Two types of bacterial nitrite reductases catalyze the formation of NO in bacteria. One contains cytochromes c and d1 (e.g., Paracoccus and Pseudomonas aeruginosa), and the other is a copper protein (e.g., Alcaligenes).
 A wellstudied example of denitrification is gram-negative soil bacterium Paracoccus denitrificans, which reduces nitrate to N2 Anaerobically.
 Denitrification is carried out by some members of the genera Pseudomonas, Paracoccus, and Bacillus. They use this route as an alternative to normal aerobic respiration and may be considered facultative anaerobes. If O2 is present, these bacteria use aerobic respiration (the synthesis of nitrate reductase is repressed by O2).
 Denitrification in anaerobic soil results in the loss of soil nitrogen and adversely affects soil fertility.
 Two other major groups of bacteria employing anaerobic respiration are obligate anaerobes.
Those using CO2 or carbonate as a terminal electron acceptor are called methanogens because they reduce CO2 to methane .
Sulfate also can act as the final acceptor in bacteria such as Desulfovibrio. It is reduced to sulfide (S2- or H2S), and eight electrons are accepted.

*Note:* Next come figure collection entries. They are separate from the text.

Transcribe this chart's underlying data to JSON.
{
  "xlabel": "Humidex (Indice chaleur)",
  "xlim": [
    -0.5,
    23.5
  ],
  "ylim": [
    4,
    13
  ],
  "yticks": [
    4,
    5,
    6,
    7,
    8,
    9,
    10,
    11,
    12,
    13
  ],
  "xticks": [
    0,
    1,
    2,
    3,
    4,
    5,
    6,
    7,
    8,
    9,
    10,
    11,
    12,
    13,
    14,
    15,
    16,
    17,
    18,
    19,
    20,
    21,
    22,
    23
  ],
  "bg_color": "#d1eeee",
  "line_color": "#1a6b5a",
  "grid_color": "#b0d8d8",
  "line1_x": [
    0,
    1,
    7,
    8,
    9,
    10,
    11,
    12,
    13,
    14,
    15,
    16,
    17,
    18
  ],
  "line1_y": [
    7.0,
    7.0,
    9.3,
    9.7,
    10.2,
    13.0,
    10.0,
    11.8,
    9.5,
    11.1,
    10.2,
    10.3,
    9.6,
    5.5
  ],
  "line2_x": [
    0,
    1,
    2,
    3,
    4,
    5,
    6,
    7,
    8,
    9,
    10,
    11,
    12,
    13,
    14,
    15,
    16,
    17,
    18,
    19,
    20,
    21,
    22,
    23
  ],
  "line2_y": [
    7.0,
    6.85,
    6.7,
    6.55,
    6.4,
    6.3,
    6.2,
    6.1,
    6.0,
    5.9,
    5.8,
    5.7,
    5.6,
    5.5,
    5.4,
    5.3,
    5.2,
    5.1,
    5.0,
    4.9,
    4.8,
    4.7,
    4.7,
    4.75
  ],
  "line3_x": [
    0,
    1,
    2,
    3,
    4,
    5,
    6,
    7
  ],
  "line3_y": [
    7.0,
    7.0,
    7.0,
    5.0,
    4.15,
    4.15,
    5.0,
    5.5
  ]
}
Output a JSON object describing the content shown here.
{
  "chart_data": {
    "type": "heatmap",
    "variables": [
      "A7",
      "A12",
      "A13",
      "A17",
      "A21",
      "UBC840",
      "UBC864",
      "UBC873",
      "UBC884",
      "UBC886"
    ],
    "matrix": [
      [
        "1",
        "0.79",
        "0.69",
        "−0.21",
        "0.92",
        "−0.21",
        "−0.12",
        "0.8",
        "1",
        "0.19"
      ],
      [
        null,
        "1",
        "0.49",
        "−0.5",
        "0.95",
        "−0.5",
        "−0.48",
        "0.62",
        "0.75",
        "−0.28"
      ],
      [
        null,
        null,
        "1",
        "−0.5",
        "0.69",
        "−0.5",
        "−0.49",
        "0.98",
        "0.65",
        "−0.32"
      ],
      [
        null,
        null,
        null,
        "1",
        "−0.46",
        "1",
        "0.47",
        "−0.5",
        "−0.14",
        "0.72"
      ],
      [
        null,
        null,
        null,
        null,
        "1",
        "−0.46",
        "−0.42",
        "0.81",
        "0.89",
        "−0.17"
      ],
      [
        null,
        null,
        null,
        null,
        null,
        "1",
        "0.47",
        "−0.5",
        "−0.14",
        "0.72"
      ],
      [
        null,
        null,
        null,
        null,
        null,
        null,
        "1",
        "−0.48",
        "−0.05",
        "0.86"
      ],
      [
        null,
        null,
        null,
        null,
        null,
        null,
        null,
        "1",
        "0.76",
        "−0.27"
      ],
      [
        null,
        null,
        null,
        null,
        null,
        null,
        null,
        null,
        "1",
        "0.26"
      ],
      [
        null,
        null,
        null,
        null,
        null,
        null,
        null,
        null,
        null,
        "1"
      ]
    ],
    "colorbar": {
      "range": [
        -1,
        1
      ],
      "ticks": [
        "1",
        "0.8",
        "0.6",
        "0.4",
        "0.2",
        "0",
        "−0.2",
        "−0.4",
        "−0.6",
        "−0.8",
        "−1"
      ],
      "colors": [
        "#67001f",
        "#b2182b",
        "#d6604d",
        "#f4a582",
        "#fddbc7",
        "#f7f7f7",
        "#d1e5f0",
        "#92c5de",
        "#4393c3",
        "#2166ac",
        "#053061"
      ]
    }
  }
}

 Anaerobic respiration is not as efficient in ATP synthesis as aerobic respiration—that is, not as much ATP is produced by oxidative phosphorylation with nitrate, sulfate, or CO2 as the terminal acceptors.
 Reduction in ATP yield arises from the fact that these alternate electron acceptors have less positive reduction potentials than O2 (see table 8.1).
 The reduction potential difference between a donor like NADH and nitrate is smaller than the difference between NADH and O2. Because energy yield is directly related to the magnitude of the reduction potential difference, less energy is available to make ATP in anaerobic respiration. Nevertheless, anaerobic respiration is useful because it is more efficient than fermentation and allows ATP synthesis by electron transport and oxidative phosphorylation in the absence of O2.
Anaerobic respiration is very prevalent in oxygen-depleted soils and sediments.